Thomas H. Scott and Lynn D. Scott, Transferees - Page 20

                                       - 20 -                                         

               At the closing of the MSSTA transaction, Mr. Scott, in his             
          capacities as president, director, and stockholder of MSSTA,                
          knew, and consequently MSSTA knew, inter alia, that (1) the MSSTA           
          transaction took the form that it did because Mr.

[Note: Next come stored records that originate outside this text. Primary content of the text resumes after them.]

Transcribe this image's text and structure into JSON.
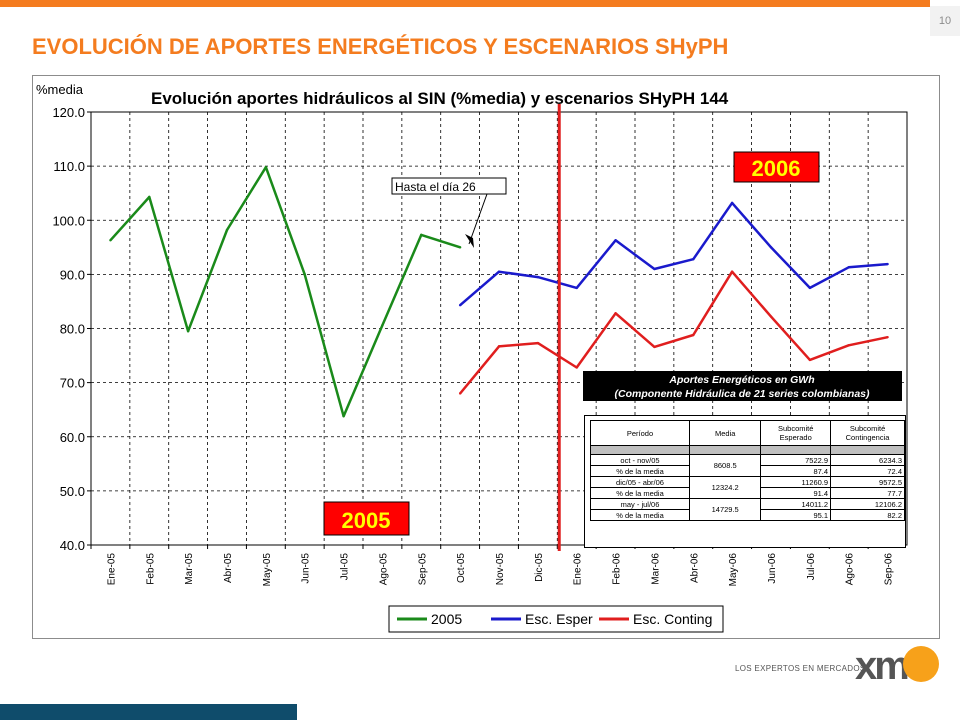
{
  "page": {
    "number": "10",
    "title": "EVOLUCIÓN DE APORTES ENERGÉTICOS Y ESCENARIOS SHyPH"
  },
  "logo": {
    "tagline": "LOS EXPERTOS EN MERCADOS",
    "mark": "xm"
  },
  "chart_data": {
    "type": "line",
    "title": "Evolución aportes hidráulicos al SIN (%media) y escenarios SHyPH 144",
    "ylabel": "%media",
    "xlabel": "",
    "ylim": [
      40,
      120
    ],
    "yticks": [
      "40.0",
      "50.0",
      "60.0",
      "70.0",
      "80.0",
      "90.0",
      "100.0",
      "110.0",
      "120.0"
    ],
    "categories": [
      "Ene-05",
      "Feb-05",
      "Mar-05",
      "Abr-05",
      "May-05",
      "Jun-05",
      "Jul-05",
      "Ago-05",
      "Sep-05",
      "Oct-05",
      "Nov-05",
      "Dic-05",
      "Ene-06",
      "Feb-06",
      "Mar-06",
      "Abr-06",
      "May-06",
      "Jun-06",
      "Jul-06",
      "Ago-06",
      "Sep-06"
    ],
    "grid": true,
    "legend_position": "bottom",
    "series": [
      {
        "name": "2005",
        "color": "#1a8a1a",
        "values": [
          96.3,
          104.3,
          79.5,
          98.2,
          109.8,
          90.0,
          63.8,
          80.6,
          97.3,
          95.0,
          null,
          null,
          null,
          null,
          null,
          null,
          null,
          null,
          null,
          null,
          null
        ]
      },
      {
        "name": "Esc. Esper",
        "color": "#1a1acc",
        "values": [
          null,
          null,
          null,
          null,
          null,
          null,
          null,
          null,
          null,
          84.3,
          90.5,
          89.5,
          87.5,
          96.3,
          91.0,
          92.8,
          103.2,
          95.0,
          87.5,
          91.3,
          91.9
        ]
      },
      {
        "name": "Esc. Conting",
        "color": "#e01e1e",
        "values": [
          null,
          null,
          null,
          null,
          null,
          null,
          null,
          null,
          null,
          68.0,
          76.7,
          77.3,
          72.8,
          82.8,
          76.6,
          78.8,
          90.5,
          82.2,
          74.2,
          76.9,
          78.4
        ]
      }
    ],
    "annotations": {
      "callout": "Hasta el día 26",
      "label_2005": "2005",
      "label_2006": "2006",
      "divider_after_category": "Dic-05"
    },
    "colors": {
      "label_box_bg": "#ff0000",
      "label_box_text": "#ffff00",
      "divider": "#e01e1e"
    }
  },
  "info_box": {
    "title_line1": "Aportes Energéticos en GWh",
    "title_line2": "(Componente Hidráulica de 21 series colombianas)",
    "headers": [
      "Período",
      "Media",
      "Subcomité Esperado",
      "Subcomité Contingencia"
    ],
    "rows": [
      {
        "period": "oct - nov/05",
        "media": "8608.5",
        "esperado": "7522.9",
        "contingencia": "6234.3",
        "pct_label": "% de la media",
        "pct_esperado": "87.4",
        "pct_contingencia": "72.4"
      },
      {
        "period": "dic/05 - abr/06",
        "media": "12324.2",
        "esperado": "11260.9",
        "contingencia": "9572.5",
        "pct_label": "% de la media",
        "pct_esperado": "91.4",
        "pct_contingencia": "77.7"
      },
      {
        "period": "may - jul/06",
        "media": "14729.5",
        "esperado": "14011.2",
        "contingencia": "12106.2",
        "pct_label": "% de la media",
        "pct_esperado": "95.1",
        "pct_contingencia": "82.2"
      }
    ]
  }
}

Scott did not             
          want to pay any taxes as a result of that transaction; (2) the              
          Scotts were not purchasing an aggregate 21-percent stock interest           
          in AST in exchange for the nominal cash amount of ten cents a               
          share and/or their aggregate 48-percent stock interest in MSSTA;5           
          (3) AST was not purchasing MSSTA's assets for only $300,000, but            
          instead, in substance, was purchasing those assets for an amount            
          substantially in excess of $300,000 consisting of cash and a 21-            
          percent stock interest in AST; (4) the Service could decide not             
          to accept the return positions that MSSTA and the Scotts intended           
          to take with respect to the MSSTA transaction (viz., MSSTA would            
          report only the $300,000 that it received directly from AST as              
          the amount realized from the sale of MSSTA's assets, and the                
          Scotts would not report any income since there were no liqui-               
          dating distributions to them by MSSTA) because the Scotts would             
          be paying only a nominal cash amount for a 21-percent stock in-             
          terest in AST and would not be reporting any income attributable            
          to liquidating distributions by MSSTA to them; and (5) MSSTA's              
          tax liability would be about $10,000, and the Scotts would not              

          5  The Scotts acquired a total of 33 percent of the stock of AST            
          as part of the MSSTA transaction.  See supra p. 19.